Forbidden romance, secret letters, the headlong rush of love: it’s out of this heady emotional mix that much of the music of Imogen Cooper’s recent recital at St George’s Bristol emerged. At the heart of her thoughtfully crafted programme was that gift of a true story – the relationship between Robert Schumann and Clara Wieck, he a troubled genius composer, she one of the greatest concert pianists of her day. Theirs was a fraught and fervent affair. This recital wasn’t an attempt to give any means comprehensive account of their lives, but instead offered tantalising snapshots of the music they wrote, heard and played.

Cooper is a pianist of poise, authority and sensitivity, master of an exquisitely beautiful tone. She judged to perfection the opening trio of pieces – two by Wieck, one by Schumann – moving from artless simplicity and tenderness in Wieck's 1835 B minor Romance to the richer colours of Schumann’s F sharp minor Romance, which Wieck described as a ‘beautiful love duet’. And Cooper's fingers were dancer-light in Wieck's Scène fantastique: la ballet des revenants, also from 1835.

Schumann’s Humoresque, written when he was in Vienna, and at the height of his problems with Clara’s vehemently disapproving father, expresses a tumble of emotions. ‘The whole week I have been sitting at the piano and composing and writing and laughing and crying at the same time,’ wrote Robert to Clara. Cooper captured the headlong rush of love for Clara, the spring-in-the-step ebullience that Schumann does so well. But in the introspective, soulful moments, she seemed to be turned outward rather than within – Schumann was still calling from the rooftops about his love rather than singing to himself and his diary.

There could be no greater contrast between the youthful energy of the Humoresque and the Brahms Variations in D minor that followed. Arranged by Brahms in 1860 from his String Sextet No. 1, as a birthday gift for Clara, this is music of noble austerity. By the time of its writing, Schumann had died in a lunatic asylum and Brahms had fallen in and out of love with Clara. Cooper brought a polished lustre to the dark hues of these six variations. It was every bit as revelatory as her recent Chandos recording of this piece.

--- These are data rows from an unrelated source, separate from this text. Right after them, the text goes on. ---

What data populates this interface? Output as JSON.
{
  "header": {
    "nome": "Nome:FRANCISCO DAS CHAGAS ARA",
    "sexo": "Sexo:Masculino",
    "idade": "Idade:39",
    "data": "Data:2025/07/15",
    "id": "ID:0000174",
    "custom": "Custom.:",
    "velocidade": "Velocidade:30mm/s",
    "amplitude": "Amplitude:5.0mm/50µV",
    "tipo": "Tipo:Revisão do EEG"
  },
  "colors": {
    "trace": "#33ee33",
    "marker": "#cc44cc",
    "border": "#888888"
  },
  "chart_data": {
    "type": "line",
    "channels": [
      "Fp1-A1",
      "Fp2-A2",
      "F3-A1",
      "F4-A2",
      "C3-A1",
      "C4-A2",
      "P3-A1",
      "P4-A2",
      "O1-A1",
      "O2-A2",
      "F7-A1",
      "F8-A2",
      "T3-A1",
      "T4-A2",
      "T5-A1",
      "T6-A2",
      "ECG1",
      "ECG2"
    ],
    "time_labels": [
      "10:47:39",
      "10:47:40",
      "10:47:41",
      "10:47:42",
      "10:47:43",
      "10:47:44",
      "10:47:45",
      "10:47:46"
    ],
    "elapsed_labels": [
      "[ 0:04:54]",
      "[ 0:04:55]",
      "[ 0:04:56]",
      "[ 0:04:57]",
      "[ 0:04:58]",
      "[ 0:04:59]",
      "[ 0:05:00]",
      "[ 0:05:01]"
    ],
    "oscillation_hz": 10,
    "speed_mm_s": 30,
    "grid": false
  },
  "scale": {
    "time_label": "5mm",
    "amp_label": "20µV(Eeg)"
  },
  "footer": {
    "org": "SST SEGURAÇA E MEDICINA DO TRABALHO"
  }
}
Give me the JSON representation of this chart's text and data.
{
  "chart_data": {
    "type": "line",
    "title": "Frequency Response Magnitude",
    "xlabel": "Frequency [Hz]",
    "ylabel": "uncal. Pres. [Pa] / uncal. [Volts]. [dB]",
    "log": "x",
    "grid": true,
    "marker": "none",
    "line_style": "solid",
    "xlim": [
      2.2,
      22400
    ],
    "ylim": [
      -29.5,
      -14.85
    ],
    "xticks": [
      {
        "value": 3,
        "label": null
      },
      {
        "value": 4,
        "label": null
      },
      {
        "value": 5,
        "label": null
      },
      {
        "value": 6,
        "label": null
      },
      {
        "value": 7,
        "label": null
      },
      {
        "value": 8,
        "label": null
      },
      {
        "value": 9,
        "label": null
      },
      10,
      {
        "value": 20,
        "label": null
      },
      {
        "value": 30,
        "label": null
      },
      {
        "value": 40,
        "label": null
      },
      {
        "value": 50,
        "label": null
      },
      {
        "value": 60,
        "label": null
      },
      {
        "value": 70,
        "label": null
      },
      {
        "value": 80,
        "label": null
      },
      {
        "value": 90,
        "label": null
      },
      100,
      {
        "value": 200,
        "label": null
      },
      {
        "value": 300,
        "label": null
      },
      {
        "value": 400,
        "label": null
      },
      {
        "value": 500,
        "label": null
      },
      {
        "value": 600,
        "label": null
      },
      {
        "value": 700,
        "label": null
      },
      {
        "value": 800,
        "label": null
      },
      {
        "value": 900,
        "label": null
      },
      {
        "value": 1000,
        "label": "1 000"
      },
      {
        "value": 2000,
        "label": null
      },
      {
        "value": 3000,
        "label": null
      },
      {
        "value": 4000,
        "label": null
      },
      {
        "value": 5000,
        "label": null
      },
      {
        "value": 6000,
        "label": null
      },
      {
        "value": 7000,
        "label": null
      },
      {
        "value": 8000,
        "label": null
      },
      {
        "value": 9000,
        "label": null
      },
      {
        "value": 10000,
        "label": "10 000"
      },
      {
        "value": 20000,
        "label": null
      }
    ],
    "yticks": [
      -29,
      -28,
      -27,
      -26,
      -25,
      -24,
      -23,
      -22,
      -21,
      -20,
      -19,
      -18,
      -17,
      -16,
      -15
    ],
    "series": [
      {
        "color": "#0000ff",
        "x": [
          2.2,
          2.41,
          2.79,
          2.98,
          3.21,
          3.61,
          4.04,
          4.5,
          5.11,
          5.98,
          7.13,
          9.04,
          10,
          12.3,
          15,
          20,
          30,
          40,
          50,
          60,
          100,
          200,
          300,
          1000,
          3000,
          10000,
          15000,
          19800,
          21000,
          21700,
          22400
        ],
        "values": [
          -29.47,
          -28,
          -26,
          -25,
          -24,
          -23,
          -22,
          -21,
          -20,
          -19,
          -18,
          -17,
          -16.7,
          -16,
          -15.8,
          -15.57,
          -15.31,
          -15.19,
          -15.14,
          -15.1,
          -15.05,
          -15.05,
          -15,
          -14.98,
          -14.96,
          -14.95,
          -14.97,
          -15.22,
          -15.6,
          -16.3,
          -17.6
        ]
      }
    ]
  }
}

Schumann always championed Schubert, whose great late Sonata, the B flat D960, crowned the recital. Brahms, too, who wasn’t so keen on Schubert’s sonatas, was impressed by these later works. Renowned for her Schubert, Cooper sailed serene through the long-breathed melodies of the first movement, with its troubled trills somehow suggesting a darkness so different from that of the Brahms Variations. The Andante Sostenuto evoked Winterreise in its sense of resignation, but somehow didn't quite chill to the bone. And there were moments where some of the music's drama felt dulled almost as if in favour of maintaining that perfect tone.